Researchers found that when we lose connection to our weak ties (as the pandemic has imposed upon us) our close connections come under severe strain. It appears rather surprising how much social support that rant to your hairdresser may actually offer you in terms of emotional support.

I recall how spending the Chinese New Year holiday alone in Kuala Lumpur affected me emotionally. I used to go to the same Thai restaurant every evening where I'd receive salutations by name from the chef and the waiter and exchange a couple of words and phrases in Bengali. When all the restaurants were closed for the Chinese New Year I found myself completely isolated (8,000 km from home). I remember falling into an almost immediate spell of low mood and increased anxiety.

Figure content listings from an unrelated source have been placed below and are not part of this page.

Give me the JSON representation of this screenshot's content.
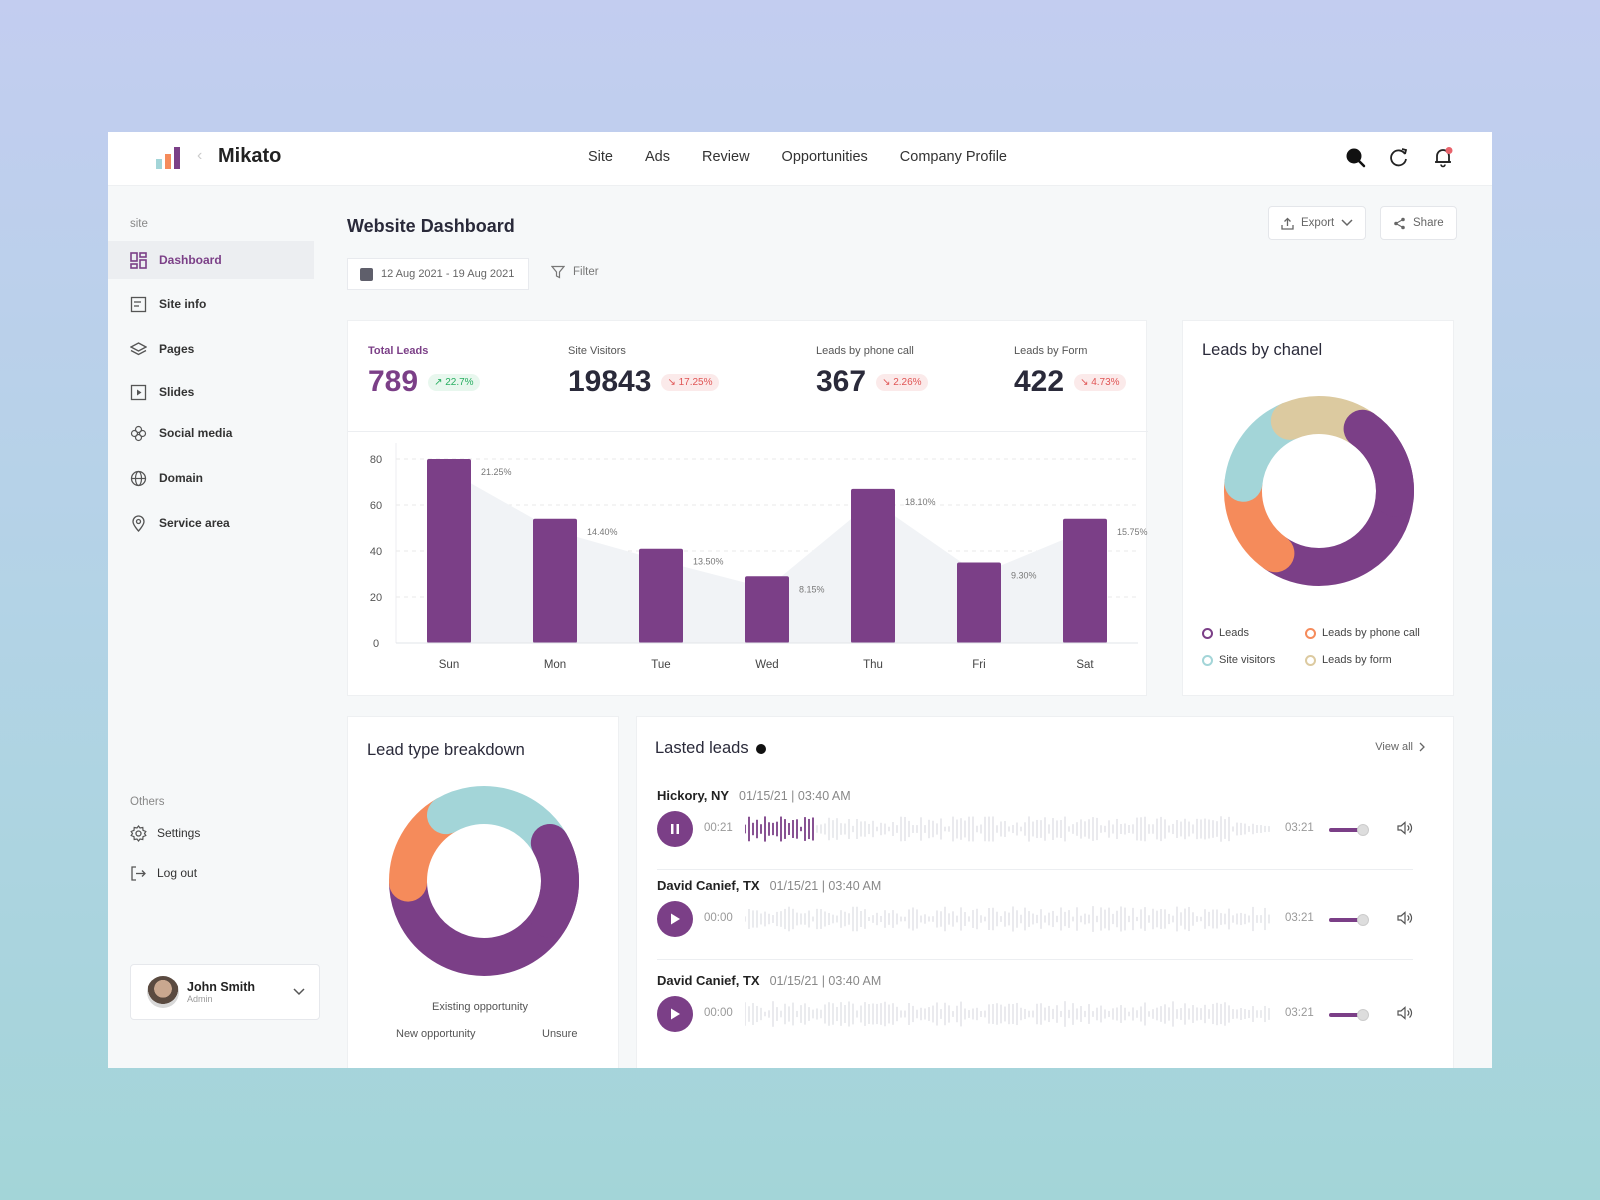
{
  "app": {
    "brand": "Mikato",
    "colors": {
      "primary": "#7b3f87",
      "orange": "#f58b5b",
      "teal": "#a3d5d8",
      "sand": "#dccaa0"
    }
  },
  "nav": {
    "items": [
      "Site",
      "Ads",
      "Review",
      "Opportunities",
      "Company Profile"
    ]
  },
  "top_icons": [
    "search-icon",
    "refresh-icon",
    "bell-icon"
  ],
  "sidebar": {
    "section_label": "site",
    "items": [
      "Dashboard",
      "Site info",
      "Pages",
      "Slides",
      "Social media",
      "Domain",
      "Service area"
    ],
    "others_label": "Others",
    "others": [
      "Settings",
      "Log out"
    ],
    "user": {
      "name": "John Smith",
      "role": "Admin"
    }
  },
  "header": {
    "title": "Website Dashboard",
    "export_label": "Export",
    "share_label": "Share",
    "date_range": "12 Aug 2021 - 19 Aug 2021",
    "filter_label": "Filter"
  },
  "stats": [
    {
      "label": "Total Leads",
      "value": "789",
      "change": "↗ 22.7%",
      "trend": "up"
    },
    {
      "label": "Site Visitors",
      "value": "19843",
      "change": "↘ 17.25%",
      "trend": "down"
    },
    {
      "label": "Leads by phone call",
      "value": "367",
      "change": "↘ 2.26%",
      "trend": "down"
    },
    {
      "label": "Leads by Form",
      "value": "422",
      "change": "↘ 4.73%",
      "trend": "down"
    }
  ],
  "chart_data": [
    {
      "type": "bar",
      "title": "",
      "categories": [
        "Sun",
        "Mon",
        "Tue",
        "Wed",
        "Thu",
        "Fri",
        "Sat"
      ],
      "values": [
        80,
        54,
        41,
        29,
        67,
        35,
        54
      ],
      "labels": [
        "21.25%",
        "14.40%",
        "13.50%",
        "8.15%",
        "18.10%",
        "9.30%",
        "15.75%"
      ],
      "yticks": [
        "80",
        "60",
        "40",
        "20",
        "0"
      ],
      "ylim": [
        0,
        80
      ],
      "xlabel": "",
      "ylabel": "",
      "grid": true
    },
    {
      "type": "pie",
      "title": "Leads by chanel",
      "categories": [
        "Leads",
        "Leads by phone call",
        "Site visitors",
        "Leads by form"
      ],
      "values": [
        50,
        17,
        17,
        16
      ],
      "colors": [
        "#7b3f87",
        "#f58b5b",
        "#a3d5d8",
        "#dccaa0"
      ]
    },
    {
      "type": "pie",
      "title": "Lead type breakdown",
      "categories": [
        "Existing opportunity",
        "New opportunity",
        "Unsure"
      ],
      "values": [
        58,
        17,
        25
      ],
      "colors": [
        "#7b3f87",
        "#f58b5b",
        "#a3d5d8"
      ]
    }
  ],
  "leads": {
    "title": "Lasted leads",
    "view_all": "View all",
    "rows": [
      {
        "name": "Hickory, NY",
        "meta": "01/15/21  |  03:40 AM",
        "current": "00:21",
        "duration": "03:21",
        "playing": true
      },
      {
        "name": "David Canief, TX",
        "meta": "01/15/21  |  03:40 AM",
        "current": "00:00",
        "duration": "03:21",
        "playing": false
      },
      {
        "name": "David Canief, TX",
        "meta": "01/15/21  |  03:40 AM",
        "current": "00:00",
        "duration": "03:21",
        "playing": false
      }
    ]
  }
}
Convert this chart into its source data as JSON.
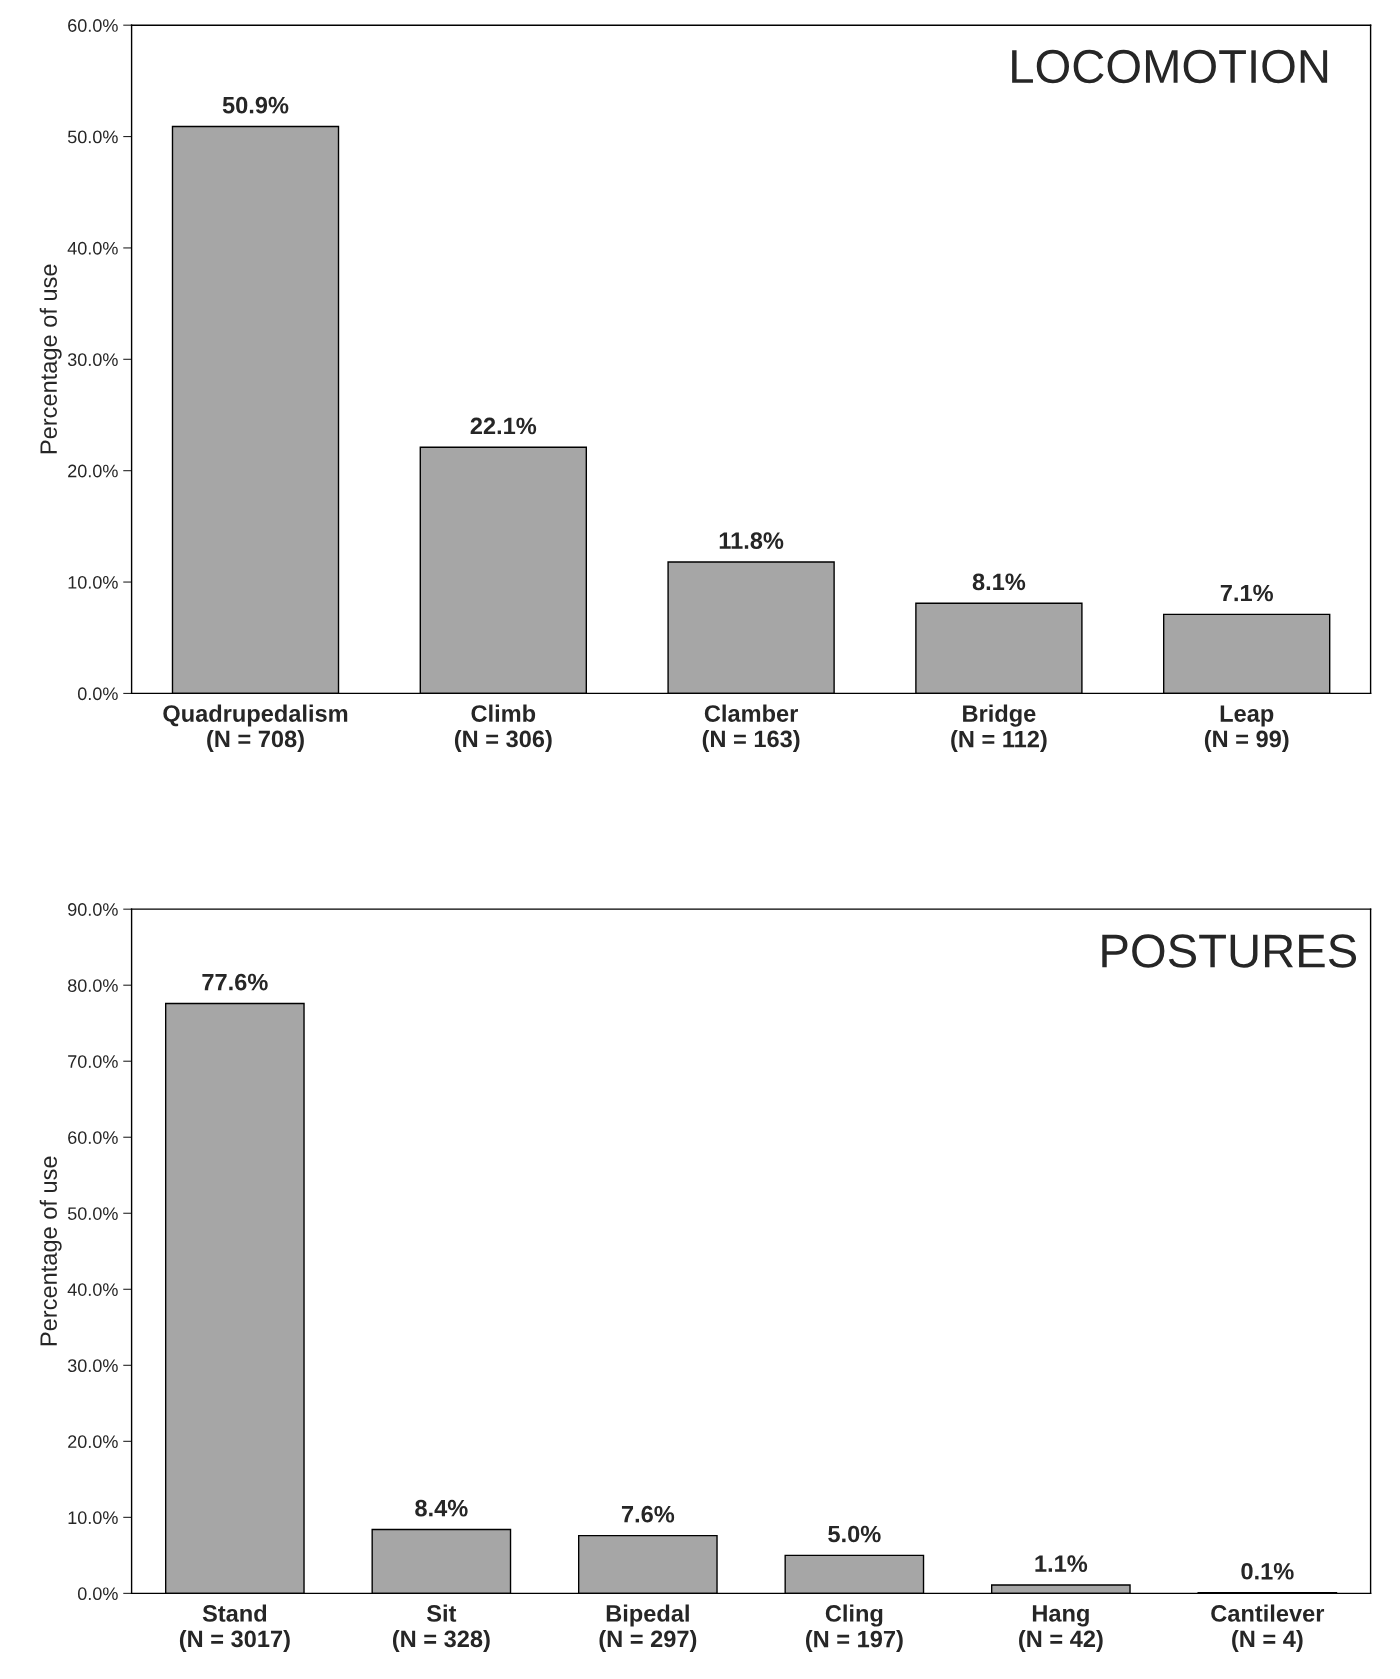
{
  "chart_data": [
    {
      "type": "bar",
      "title": "LOCOMOTION",
      "ylabel": "Percentage of use",
      "categories": [
        "Quadrupedalism\n(N = 708)",
        "Climb\n(N = 306)",
        "Clamber\n(N = 163)",
        "Bridge\n(N = 112)",
        "Leap\n(N = 99)"
      ],
      "values": [
        50.9,
        22.1,
        11.8,
        8.1,
        7.1
      ],
      "value_labels": [
        "50.9%",
        "22.1%",
        "11.8%",
        "8.1%",
        "7.1%"
      ],
      "color": "#a6a6a6",
      "ylim": [
        0,
        60
      ],
      "yticks": [
        {
          "value": 0,
          "label": "0.0%"
        },
        {
          "value": 10,
          "label": "10.0%"
        },
        {
          "value": 20,
          "label": "20.0%"
        },
        {
          "value": 30,
          "label": "30.0%"
        },
        {
          "value": 40,
          "label": "40.0%"
        },
        {
          "value": 50,
          "label": "50.0%"
        },
        {
          "value": 60,
          "label": "60.0%"
        }
      ],
      "grid": false
    },
    {
      "type": "bar",
      "title": "POSTURES",
      "ylabel": "Percentage of use",
      "categories": [
        "Stand\n(N = 3017)",
        "Sit\n(N = 328)",
        "Bipedal\n(N = 297)",
        "Cling\n(N = 197)",
        "Hang\n(N = 42)",
        "Cantilever\n(N = 4)"
      ],
      "values": [
        77.6,
        8.4,
        7.6,
        5.0,
        1.1,
        0.1
      ],
      "value_labels": [
        "77.6%",
        "8.4%",
        "7.6%",
        "5.0%",
        "1.1%",
        "0.1%"
      ],
      "color": "#a6a6a6",
      "ylim": [
        0,
        90
      ],
      "yticks": [
        {
          "value": 0,
          "label": "0.0%"
        },
        {
          "value": 10,
          "label": "10.0%"
        },
        {
          "value": 20,
          "label": "20.0%"
        },
        {
          "value": 30,
          "label": "30.0%"
        },
        {
          "value": 40,
          "label": "40.0%"
        },
        {
          "value": 50,
          "label": "50.0%"
        },
        {
          "value": 60,
          "label": "60.0%"
        },
        {
          "value": 70,
          "label": "70.0%"
        },
        {
          "value": 80,
          "label": "80.0%"
        },
        {
          "value": 90,
          "label": "90.0%"
        }
      ],
      "grid": false
    }
  ]
}
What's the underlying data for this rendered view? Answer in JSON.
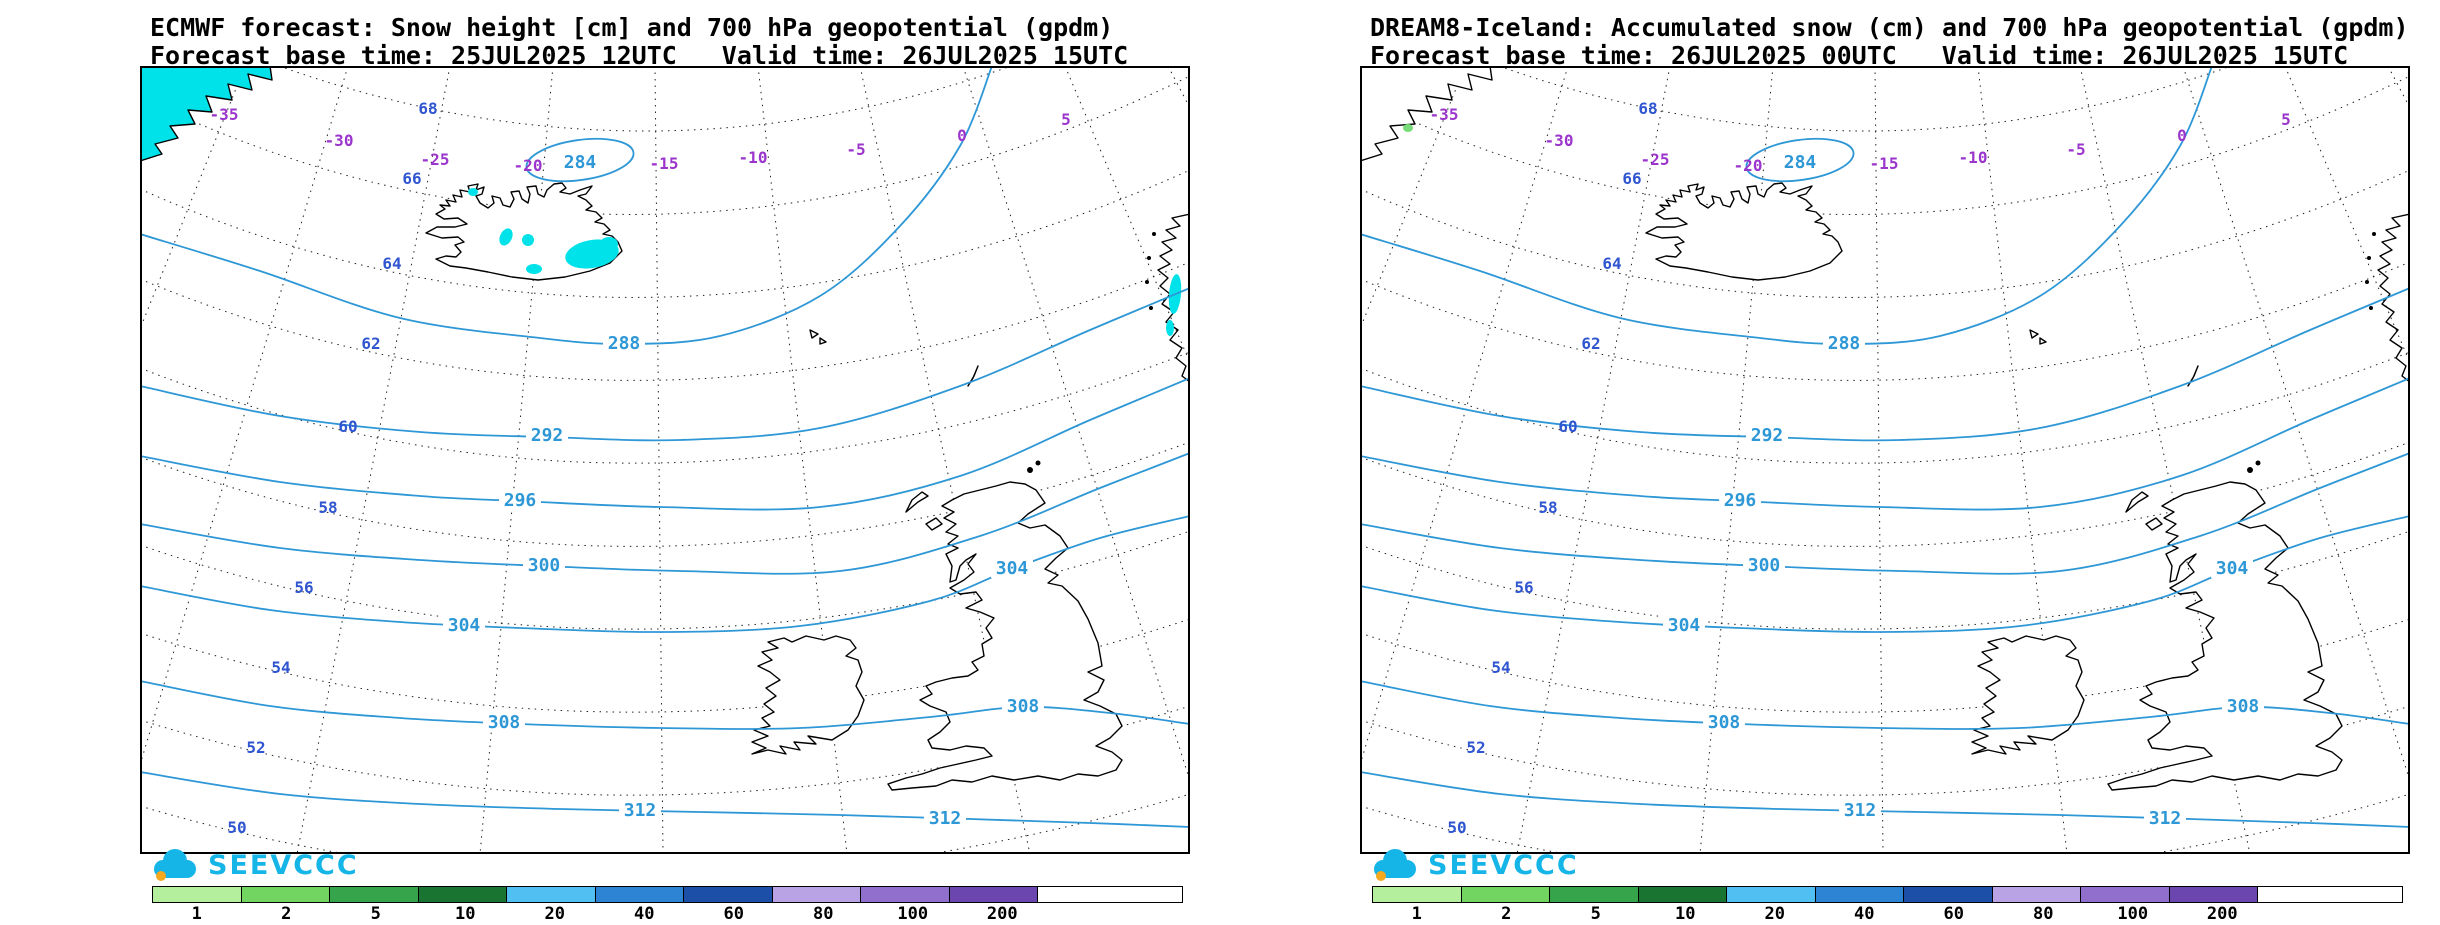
{
  "panels": [
    {
      "id": "ecmwf",
      "title": "ECMWF forecast: Snow height [cm] and 700 hPa geopotential (gpdm)",
      "base_time": "Forecast base time: 25JUL2025 12UTC",
      "valid_time": "Valid time: 26JUL2025 15UTC",
      "geopotential_contour_labels": [
        "284",
        "288",
        "292",
        "296",
        "300",
        "304",
        "304",
        "308",
        "308",
        "312",
        "312"
      ],
      "latitude_labels": [
        "68",
        "66",
        "64",
        "62",
        "60",
        "58",
        "56",
        "54",
        "52",
        "50"
      ],
      "longitude_labels": [
        "-35",
        "-30",
        "-25",
        "-20",
        "-15",
        "-10",
        "-5",
        "0",
        "5"
      ],
      "has_snow_shading": true
    },
    {
      "id": "dream8",
      "title": "DREAM8-Iceland: Accumulated snow (cm) and 700 hPa geopotential (gpdm)",
      "base_time": "Forecast base time: 26JUL2025 00UTC",
      "valid_time": "Valid time: 26JUL2025 15UTC",
      "geopotential_contour_labels": [
        "284",
        "288",
        "292",
        "296",
        "300",
        "304",
        "304",
        "308",
        "308",
        "312",
        "312"
      ],
      "latitude_labels": [
        "68",
        "66",
        "64",
        "62",
        "60",
        "58",
        "56",
        "54",
        "52",
        "50"
      ],
      "longitude_labels": [
        "-35",
        "-30",
        "-25",
        "-20",
        "-15",
        "-10",
        "-5",
        "0",
        "5"
      ],
      "has_snow_shading": false
    }
  ],
  "legend": {
    "values": [
      "1",
      "2",
      "5",
      "10",
      "20",
      "40",
      "60",
      "80",
      "100",
      "200"
    ],
    "colors": [
      "#b4ef9e",
      "#72d562",
      "#35a44a",
      "#197331",
      "#52bff2",
      "#2e84d4",
      "#1c4fa8",
      "#b9a3e4",
      "#9070cc",
      "#6a46ae"
    ]
  },
  "logo": {
    "text": "SEEVCCC",
    "color": "#16b5e8",
    "dot_color": "#f6a81e"
  },
  "colors": {
    "contour": "#2e97d6",
    "latitude_label": "#2f55d0",
    "longitude_label": "#9b35cc",
    "snow": "#00e2ea",
    "accumulated_speck": "#79dc79",
    "grid": "#222222",
    "coast": "#000000"
  }
}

Researchers have found that our weak ties do a world of good for our psychological health. In losing our weak-tie network we lose a great deal of emotional support and opportunities of being listened to in more simple ways (compared to navigating the complexity of our close relationships - strong ties - which involve expectations of reciprocity).

Research literature also explain that people often feel that discussions with weak ties are less judgmental, stigmatising and less patronising than discussions with close ties.

The paradox is that in these times when we've actually needed the support benefits of our weak ties, we had less access to them and finding support has become more challenging.

It's helpful to recognise who our weak ties are and how to access our weak tie networks in creative ways during these times where social engagements are limited. It's good to remember that the following people also comprise of our weak-tie network and that they're often ready to help provide support: "These ... often include clergy, counselors, or members of face-to-face and/or online support groups."

Discussing emotionally-laden topics with close ties might often involve dancing around a mine-field. Thus, engaging weak-tie networks (where possible) can be a helpful exactly because of a lack of emotional attachment. For this reason weak-ties are also more willing to engage more 'risky' topics than close ties.

One might logically conclude that it might then be a good idea to 'strengthen' one's weak ties, but the paradox is that it's best to keep your weak ties 'weak', but to find creative ways of engaging them during times of limited social contact.

Engaging your weak-tie network might involve calling a support line like the Samaritans (in the U.K. / SADAG in South Africa) when you find yourself in need of a listening ear, or increased emotional support. Booking a conversation with a trained listener at the Institute for Creative Conversation (i4cc) might also be helpful if you need a safe space within which to share.